Silly house price headlines

a mathematical view

July 2018

There's something rotten in our most basic housing data.

Like most property anoraks I follow the four main housing indices fairly closely. They don't tell you anything useful about the price of your home, but they do generate plenty of press and set the national mood.

Are prices up or down? Am I making free money? Can I get a new kitchen.

The raw numbers behind the headlines look like this on a chart. While each index follows a fairly similar (upward) path, there's a glaring problem:

The "movement" of the indices rarely match. When one is reporting rises, another is reporting falls and each time these turn into a shouty headline to further bemuse us.

"YAY! HOUSE PRICES ROSE 2% THIS MONTH!"

"BOO - HOUSE PRICES ARE DOWN 1% THIS MONTH!"

Which headline is right? The sheer noise makes these numbers hard to ignore. They're tabloid gold, but add nothing to the market.

Who marks their homework?

The black line on the chart is HM Land Registry's sold prices - what we might consider "the truth". This figure is reported much slower than the other indices which leaves Rightmove, Halifax and Nationwide to get all the headlines because they report more quickly.

The problem is nobody goes back and checks who turned out to be right.

On first sight Halifax looks like the most accurate index because it runs closest to the black line, but look again: It's very often completely out of step.

In the five reported months since January, the movement of the Halifax index was wrong every time.

A way to check index accuracy

A 5-minute bit of maths can tell us very accurately how closely each housing index correlates with HM Land Registry. It's called the Pearson Coefficient, and you can do it very quickly in any numbery software. Excel implements it with the CORREL() function, while PostgreSQL offers CORR().

This coefficient outputs a very simple result between 0 and 1 (or -1).

I've gathered raw data from the four main indices going back 14 months and the correlation coefficient stacks up like this to May 2018:

Assuming 0 = Useless and 1 = Useful, we can visualise the result like this:

This puts the headlines in a very different light.

The gap between Nationwide and Halifax is stark. Both are based on a small subset of the mortgage market, but Nationwide's price movements match "the truth" much more closely than Halifax.

The result may be a little unfair on Rightmove; they reset their methodology in January, and report asking prices as opposed to sold prices. Still - they're happy to take the free headlines.

There could be many more arguments on differences in methodology but ultimately, all the major indices are happy to garner free press from their numbers. They deserve comparison because they set themselves up for comparison.

Save us...

The UK's national house price index may be an interesting macroeconomic measure, but it's of almost no use to buyers and vendors who read newspapers. Indeed it's particularly unhelpful to agents, who often have to deal with unrealistic expectations from vendors who's only knowledge of the housing market is a Daily Mail headline.

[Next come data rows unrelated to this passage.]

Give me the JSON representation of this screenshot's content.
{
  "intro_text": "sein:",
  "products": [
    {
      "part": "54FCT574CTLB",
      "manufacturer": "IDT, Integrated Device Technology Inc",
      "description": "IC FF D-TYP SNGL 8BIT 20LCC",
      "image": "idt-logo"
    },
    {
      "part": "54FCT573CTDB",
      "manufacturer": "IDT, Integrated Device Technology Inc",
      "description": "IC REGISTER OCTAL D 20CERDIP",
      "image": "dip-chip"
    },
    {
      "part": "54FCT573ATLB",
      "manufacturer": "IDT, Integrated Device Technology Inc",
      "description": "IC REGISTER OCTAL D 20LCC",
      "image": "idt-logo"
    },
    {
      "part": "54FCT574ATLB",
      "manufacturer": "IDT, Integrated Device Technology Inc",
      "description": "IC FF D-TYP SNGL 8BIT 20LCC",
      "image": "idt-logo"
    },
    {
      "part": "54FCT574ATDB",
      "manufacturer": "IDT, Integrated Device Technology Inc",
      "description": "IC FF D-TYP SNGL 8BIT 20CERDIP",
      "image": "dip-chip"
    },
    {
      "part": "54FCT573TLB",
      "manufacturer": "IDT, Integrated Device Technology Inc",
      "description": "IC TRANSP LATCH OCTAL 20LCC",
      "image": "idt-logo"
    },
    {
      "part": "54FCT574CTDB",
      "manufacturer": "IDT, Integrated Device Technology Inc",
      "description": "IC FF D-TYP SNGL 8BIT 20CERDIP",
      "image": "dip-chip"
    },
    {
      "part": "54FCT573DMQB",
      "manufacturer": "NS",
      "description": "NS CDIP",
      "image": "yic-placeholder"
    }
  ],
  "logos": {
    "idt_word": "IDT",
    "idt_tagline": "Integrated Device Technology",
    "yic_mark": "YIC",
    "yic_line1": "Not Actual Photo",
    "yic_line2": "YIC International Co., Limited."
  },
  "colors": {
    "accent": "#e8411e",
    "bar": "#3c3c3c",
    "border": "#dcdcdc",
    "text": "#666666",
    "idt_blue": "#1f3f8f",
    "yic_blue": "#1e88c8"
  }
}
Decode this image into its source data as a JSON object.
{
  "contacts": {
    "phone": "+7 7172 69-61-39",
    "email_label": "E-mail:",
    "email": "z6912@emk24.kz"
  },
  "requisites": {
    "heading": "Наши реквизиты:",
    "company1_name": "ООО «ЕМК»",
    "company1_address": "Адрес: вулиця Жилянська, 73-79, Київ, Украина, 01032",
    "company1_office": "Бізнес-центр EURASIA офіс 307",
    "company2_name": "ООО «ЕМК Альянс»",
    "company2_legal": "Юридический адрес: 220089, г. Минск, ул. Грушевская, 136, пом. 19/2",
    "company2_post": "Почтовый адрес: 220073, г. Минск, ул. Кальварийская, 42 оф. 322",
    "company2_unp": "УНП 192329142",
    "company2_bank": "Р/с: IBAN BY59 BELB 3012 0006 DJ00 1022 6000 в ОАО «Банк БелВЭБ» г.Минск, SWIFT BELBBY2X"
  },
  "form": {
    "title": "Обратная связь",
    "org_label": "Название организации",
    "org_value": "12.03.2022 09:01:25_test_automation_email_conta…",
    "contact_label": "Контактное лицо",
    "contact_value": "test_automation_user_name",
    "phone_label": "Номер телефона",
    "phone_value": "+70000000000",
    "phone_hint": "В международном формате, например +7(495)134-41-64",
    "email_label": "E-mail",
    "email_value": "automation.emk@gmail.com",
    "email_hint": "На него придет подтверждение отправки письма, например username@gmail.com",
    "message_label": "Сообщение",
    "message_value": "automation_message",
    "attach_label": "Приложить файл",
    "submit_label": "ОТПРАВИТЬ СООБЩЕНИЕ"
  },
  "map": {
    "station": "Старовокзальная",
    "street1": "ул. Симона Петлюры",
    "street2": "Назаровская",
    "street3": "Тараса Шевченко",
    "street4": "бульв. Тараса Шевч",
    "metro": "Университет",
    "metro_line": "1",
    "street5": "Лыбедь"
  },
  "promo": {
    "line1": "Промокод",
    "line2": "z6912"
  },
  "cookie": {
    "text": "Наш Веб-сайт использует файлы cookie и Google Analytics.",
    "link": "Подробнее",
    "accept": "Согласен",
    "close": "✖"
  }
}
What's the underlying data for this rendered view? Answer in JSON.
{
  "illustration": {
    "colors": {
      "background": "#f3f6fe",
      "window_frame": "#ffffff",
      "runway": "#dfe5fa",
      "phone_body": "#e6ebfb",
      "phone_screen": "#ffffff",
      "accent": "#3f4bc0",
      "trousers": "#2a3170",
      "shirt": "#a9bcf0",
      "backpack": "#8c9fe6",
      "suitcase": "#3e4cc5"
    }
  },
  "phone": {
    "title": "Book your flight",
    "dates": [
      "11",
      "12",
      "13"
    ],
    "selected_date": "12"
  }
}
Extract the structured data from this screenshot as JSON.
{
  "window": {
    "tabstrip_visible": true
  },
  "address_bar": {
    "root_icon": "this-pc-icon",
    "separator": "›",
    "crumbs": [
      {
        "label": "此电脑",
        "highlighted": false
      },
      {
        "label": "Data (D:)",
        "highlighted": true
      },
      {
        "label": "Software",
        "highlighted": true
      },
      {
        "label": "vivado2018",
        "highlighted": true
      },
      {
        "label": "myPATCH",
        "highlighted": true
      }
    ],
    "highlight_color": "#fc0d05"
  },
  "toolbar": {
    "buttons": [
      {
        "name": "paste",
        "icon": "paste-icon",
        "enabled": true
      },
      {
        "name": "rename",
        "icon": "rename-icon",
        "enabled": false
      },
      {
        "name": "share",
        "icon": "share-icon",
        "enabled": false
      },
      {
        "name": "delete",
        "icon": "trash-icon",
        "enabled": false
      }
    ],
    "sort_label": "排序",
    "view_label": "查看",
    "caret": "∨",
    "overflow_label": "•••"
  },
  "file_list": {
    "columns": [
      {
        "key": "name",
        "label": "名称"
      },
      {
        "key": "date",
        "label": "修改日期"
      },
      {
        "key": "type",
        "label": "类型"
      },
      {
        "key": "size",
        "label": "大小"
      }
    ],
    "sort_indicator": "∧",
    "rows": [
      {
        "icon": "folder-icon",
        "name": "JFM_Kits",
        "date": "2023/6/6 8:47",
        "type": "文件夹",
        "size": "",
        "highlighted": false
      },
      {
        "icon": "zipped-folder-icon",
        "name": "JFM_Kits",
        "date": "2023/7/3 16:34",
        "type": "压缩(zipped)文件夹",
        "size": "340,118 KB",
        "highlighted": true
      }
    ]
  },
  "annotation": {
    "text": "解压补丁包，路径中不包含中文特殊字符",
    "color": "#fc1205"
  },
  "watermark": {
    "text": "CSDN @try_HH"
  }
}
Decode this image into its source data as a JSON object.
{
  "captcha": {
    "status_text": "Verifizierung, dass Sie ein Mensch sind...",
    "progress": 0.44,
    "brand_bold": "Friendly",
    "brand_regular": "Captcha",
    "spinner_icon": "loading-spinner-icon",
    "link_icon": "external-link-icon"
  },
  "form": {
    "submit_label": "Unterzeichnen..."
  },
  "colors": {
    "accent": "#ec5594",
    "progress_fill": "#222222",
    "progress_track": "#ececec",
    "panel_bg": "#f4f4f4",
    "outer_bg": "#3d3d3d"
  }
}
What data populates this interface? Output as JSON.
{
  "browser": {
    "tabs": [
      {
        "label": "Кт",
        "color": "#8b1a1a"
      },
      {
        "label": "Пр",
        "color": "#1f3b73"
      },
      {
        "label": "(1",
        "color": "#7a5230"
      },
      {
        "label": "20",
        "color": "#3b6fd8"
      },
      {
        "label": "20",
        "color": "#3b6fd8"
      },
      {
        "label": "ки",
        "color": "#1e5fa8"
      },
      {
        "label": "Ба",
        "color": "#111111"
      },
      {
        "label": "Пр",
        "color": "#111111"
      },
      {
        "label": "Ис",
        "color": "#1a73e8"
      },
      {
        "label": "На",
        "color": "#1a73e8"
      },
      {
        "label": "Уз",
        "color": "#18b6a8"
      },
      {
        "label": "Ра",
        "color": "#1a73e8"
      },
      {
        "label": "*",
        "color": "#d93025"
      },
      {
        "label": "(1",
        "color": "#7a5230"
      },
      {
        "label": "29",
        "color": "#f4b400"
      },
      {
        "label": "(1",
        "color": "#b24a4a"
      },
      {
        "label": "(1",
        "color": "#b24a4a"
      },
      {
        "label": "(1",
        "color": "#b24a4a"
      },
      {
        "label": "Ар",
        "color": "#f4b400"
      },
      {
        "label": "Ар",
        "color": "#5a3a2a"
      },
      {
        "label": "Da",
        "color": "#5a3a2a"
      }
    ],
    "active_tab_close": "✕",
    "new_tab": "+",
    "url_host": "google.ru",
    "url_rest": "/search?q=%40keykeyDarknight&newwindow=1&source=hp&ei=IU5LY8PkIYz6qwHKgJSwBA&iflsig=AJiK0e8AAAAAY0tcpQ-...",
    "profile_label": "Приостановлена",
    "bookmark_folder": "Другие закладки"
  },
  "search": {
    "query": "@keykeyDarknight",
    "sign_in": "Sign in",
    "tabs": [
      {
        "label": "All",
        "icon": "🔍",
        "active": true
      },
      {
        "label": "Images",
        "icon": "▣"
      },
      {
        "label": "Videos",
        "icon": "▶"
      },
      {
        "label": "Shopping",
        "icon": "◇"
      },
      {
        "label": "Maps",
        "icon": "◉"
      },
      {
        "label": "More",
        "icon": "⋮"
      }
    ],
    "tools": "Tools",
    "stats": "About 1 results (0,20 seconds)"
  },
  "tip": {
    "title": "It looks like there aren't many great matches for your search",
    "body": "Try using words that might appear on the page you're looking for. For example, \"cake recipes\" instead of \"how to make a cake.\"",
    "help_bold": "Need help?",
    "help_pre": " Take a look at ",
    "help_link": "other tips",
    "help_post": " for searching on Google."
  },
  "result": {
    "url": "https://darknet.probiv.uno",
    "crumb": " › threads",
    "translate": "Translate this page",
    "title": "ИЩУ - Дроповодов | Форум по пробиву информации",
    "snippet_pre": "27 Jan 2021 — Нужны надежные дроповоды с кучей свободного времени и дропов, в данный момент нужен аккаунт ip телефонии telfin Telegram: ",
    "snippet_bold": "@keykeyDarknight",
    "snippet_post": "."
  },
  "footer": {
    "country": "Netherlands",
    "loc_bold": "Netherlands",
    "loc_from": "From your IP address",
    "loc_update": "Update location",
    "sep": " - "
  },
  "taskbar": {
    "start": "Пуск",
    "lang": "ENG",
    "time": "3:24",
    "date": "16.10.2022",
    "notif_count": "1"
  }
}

The local facts that really matter are always very different from the national narrative. Runaway house price inflation is concentrated in the southeast, and the more recent story of price drops is also very London-centric. That tells us nothing about Manchester, Exeter or Newcastle.

The UK is lucky to have a land registry that provides excellent price data, if only we took the time to unsilo it from analysts. I've spent a lot of time wrangling similar (but hopeless) data in Spain, France and Portugal - and arrived at the conclusion that we really should appreciate our Land Registry much more.

Unfortunately I rarely see house prices reported in detail.

It's a shame. A better informed market is a more efficient market.